"Oh, I do not know. There is something wrong—very mysterious—about it. Oh, why is there not a steamer ready to sail this instant? I believe I shall go mad with this delay!" cried the baronet, in an agony of fear and suspense.

But he had to wait until Saturday in spite of his suffering though he had not even gone from Heathdale two hours when Lady Linton received a letter bearing the United States postmark.

Of course it was from Mrs. Farnum, who gave a detailed account of all that had transpired regarding Virgie's sudden departure, and assuring her that no one in the hotel suspected her agency in the matter, or had any idea that she knew anything regarding the girl previous to her coming there. They did not even know that she was from England; she confided that fact to Virgie alone, simply to further her schemes regarding her.

Lady Linton uttered a sigh of relief over this letter. Her brother would not find his wife in New York, and his journey would be all in vain, she told herself, and yet she would not feel at ease until she had him safely at home again.

Sir William thought the voyage across the Atlantic would never end, and yet it was a very quick and prosperous passage. When the steamer touched her pier in New York he was the first of all the eager passengers to spring ashore, and rushing for a carriage, without even stopping to attend to his baggage, he gave orders to be driven directly to the hotel where he had left Virgie.

Mr. Eldridge quaked visibly and grew deadly pale when Sir William suddenly presented himself in his office and demanded of him the reason of his wife leaving his house.

The polite hotel-keeper's blandness all failed him for once, and, with much stammering and confusion, with many apologies and excuses, he confessed that there had arisen a rumor—how he could not say—to the effect that the lady was not Mrs.
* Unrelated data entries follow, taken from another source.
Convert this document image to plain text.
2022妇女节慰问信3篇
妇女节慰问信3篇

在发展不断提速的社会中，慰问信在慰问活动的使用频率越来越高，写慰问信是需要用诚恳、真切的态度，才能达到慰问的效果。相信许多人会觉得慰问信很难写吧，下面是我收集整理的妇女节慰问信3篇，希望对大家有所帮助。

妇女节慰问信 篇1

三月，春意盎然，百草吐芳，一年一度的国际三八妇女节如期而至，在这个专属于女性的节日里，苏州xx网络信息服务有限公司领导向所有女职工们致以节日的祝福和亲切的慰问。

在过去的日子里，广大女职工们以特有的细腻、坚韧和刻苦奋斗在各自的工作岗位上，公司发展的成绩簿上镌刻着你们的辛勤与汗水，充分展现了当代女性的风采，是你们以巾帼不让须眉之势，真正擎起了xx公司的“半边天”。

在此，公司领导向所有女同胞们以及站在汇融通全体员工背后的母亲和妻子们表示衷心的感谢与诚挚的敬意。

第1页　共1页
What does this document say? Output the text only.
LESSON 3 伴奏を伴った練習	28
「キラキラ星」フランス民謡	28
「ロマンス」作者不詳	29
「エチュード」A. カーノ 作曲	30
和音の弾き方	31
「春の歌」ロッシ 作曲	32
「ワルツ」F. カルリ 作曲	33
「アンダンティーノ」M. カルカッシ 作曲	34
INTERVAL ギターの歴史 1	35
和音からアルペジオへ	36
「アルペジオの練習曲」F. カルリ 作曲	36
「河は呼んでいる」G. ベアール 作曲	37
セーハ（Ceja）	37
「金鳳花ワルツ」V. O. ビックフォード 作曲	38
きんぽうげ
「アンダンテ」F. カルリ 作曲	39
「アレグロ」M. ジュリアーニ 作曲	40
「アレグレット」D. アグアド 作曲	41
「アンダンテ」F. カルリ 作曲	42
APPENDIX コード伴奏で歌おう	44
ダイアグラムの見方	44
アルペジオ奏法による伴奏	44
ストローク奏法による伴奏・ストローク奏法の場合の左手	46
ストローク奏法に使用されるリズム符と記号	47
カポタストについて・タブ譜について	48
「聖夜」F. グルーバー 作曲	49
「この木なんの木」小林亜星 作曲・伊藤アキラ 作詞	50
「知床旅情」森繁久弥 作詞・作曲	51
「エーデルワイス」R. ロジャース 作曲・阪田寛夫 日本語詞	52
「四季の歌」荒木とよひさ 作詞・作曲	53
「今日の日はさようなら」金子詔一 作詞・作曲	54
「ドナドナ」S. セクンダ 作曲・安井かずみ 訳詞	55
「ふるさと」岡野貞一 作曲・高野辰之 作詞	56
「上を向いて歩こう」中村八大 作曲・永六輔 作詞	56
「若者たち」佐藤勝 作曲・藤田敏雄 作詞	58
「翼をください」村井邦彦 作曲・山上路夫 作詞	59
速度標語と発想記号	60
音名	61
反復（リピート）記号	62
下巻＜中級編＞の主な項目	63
Heath at all, that her supposed husband was an English nobleman who had deceived her; that his patrons had insisted upon her leaving, or they would; and thus, after a hint from him as to how matters stood, she had quietly gone away.

Sir William was furious at this, and the landlord was actually frightened at the tempest his story had aroused.

"And you allowed such a malicious slander to drive a delicate and unprotected woman and her child homeless into the street?" cried the baronet, with sublime scorn.

"Ah, sir, I was helpless. The honor of my house must be sustained, and there was so much evidence to make the story appear true," said the man deprecatingly.